The Vailala Madness acquired its name from observations of the behaviour of people who participated in it, which included glossolalia, shaking and psychosomatic symptoms. In the indigenous language, participants called it iki haveve, or "belly-don't know," meaning, roughly, "dizziness."

Return of the Ancestors[edit]

The movement included the belief that a 'Ghost Steamer' piloted by the returning dead, would arrive presently, bringing with it a cargo that included, besides departed relatives: tinned food, tools, various other resources, and in one version, guns with which to expel the white colonizers. The latter item is disputed,[according to whom?] and may[according to whom?] stem from the account of contemporary expatriate plantation owners, who were highly distressed by events.[according to whom?]

White ancestors[edit]

The ancestors who would return with the ship were conceived as being white, an idea which recurs in many post-war cargo cults. Communication with them was possible by using an apparatus described as a 'flag pole' - a tall pole, attached by cane to the movement's 'office'. An expatriate observer suggested[who?] this was the imitation of a wireless set, and claimed to have seen a pumpkin hoisted up the pole for transmission to the ancestors. However, Albert Maori Kiki, who grew up in the area, suggested that this device was actually related to a myth whereby Morning Star used a long string of cane to come from his home, which is very distant, to the village to meet a woman he fancied. This is an illustration of the syncretic nature of many cargo cult rituals.[who?]

Regulation of life after colonial fashion[edit]

Another aspect of the movement which presages features of later cargo cults is the so-called "imitation of the white man". The leaders of the movement would drill the rank and file as if they were soldiers, they enforced a curfew after the manner of regimented life at plantations, and they held a ceremony which looked for all intents and purposes like having tea in the European fashion. A table would be decorated with crotons, and food would be served for the participants to eat while sitting on stools. According to Francis Edgar Williams,[citation needed] the anthropologist who observed this, under no other circumstances would an indigenous person suffer through sitting at a table in this way. However, there was no explanation linking this to the ancestors, for instance. This illustrates another aspect of cargo cults, which is that some activities described as cargo cults could be rituals with secret meanings, or their description as such could be an outcome of the observer's expectation of secret meanings.

Strict moral code[edit]

Some reports[who?] suggested that the movement led to widespread sexual license, but this cannot be verified. Indeed, the movement officially taught a strict moral code, which included the prohibition of adultery and other moral offenses. Such offenses would be rectified by fines levied by the leaders of the movement. To discover who had committed any sin, these leaders organized divining ceremonies which involved a very large log, held by several men, which was said[according to whom?] to have the capacity to seek out anyone who had guilt.

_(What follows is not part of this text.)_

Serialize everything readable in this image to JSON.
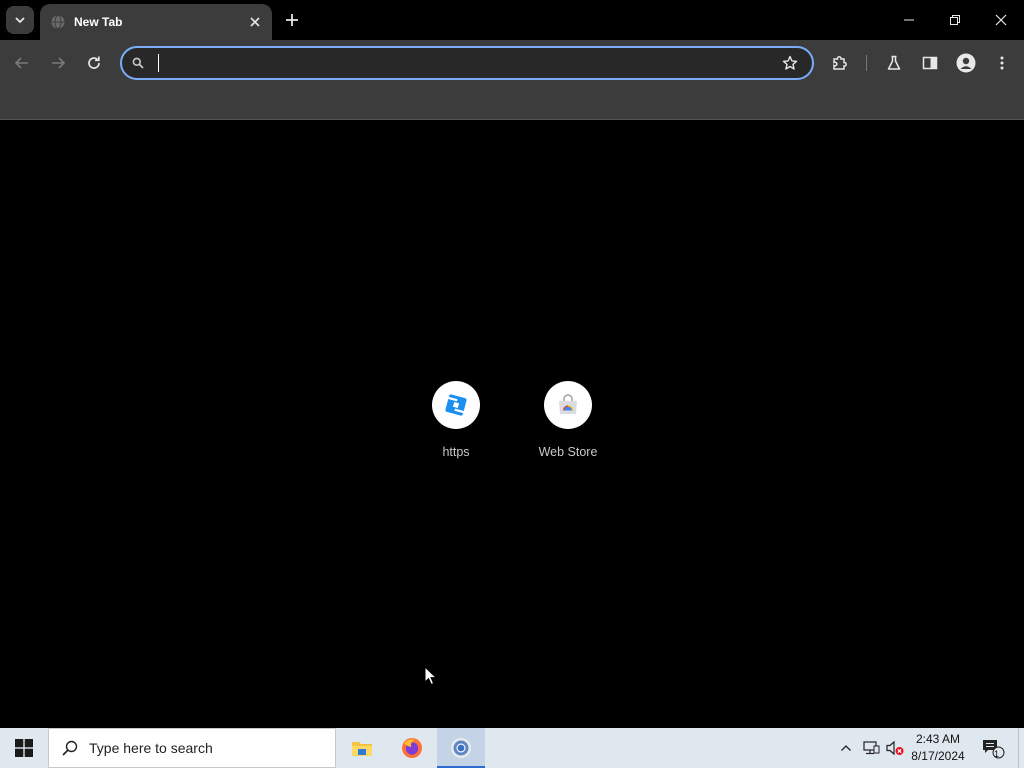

This resulted in the movement being classified as a form of extortion by the colonial administration. This offense was added to that of 'spreading false rumors,' punishable under the legal code of the Australian Papua territory. Several of the leaders were in fact jailed, for an unknown period of time.

Abandonment of ceremonies[edit]

The Vailala Madness also took a rigid line on the abandonment of the great cycle of initiations that were formerly a centre of social life in the Papuan Gulf. The cycle, known as hevehe and semese, would take over a decade to complete and involved the building of a huge man's cultic house, known as the eravo, in which were put ritual paraphernalia that were prohibited to women. The Vailala Madness destroyed the paraphernalia, and often the first step towards this was displaying the forbidden items to the non-initiated.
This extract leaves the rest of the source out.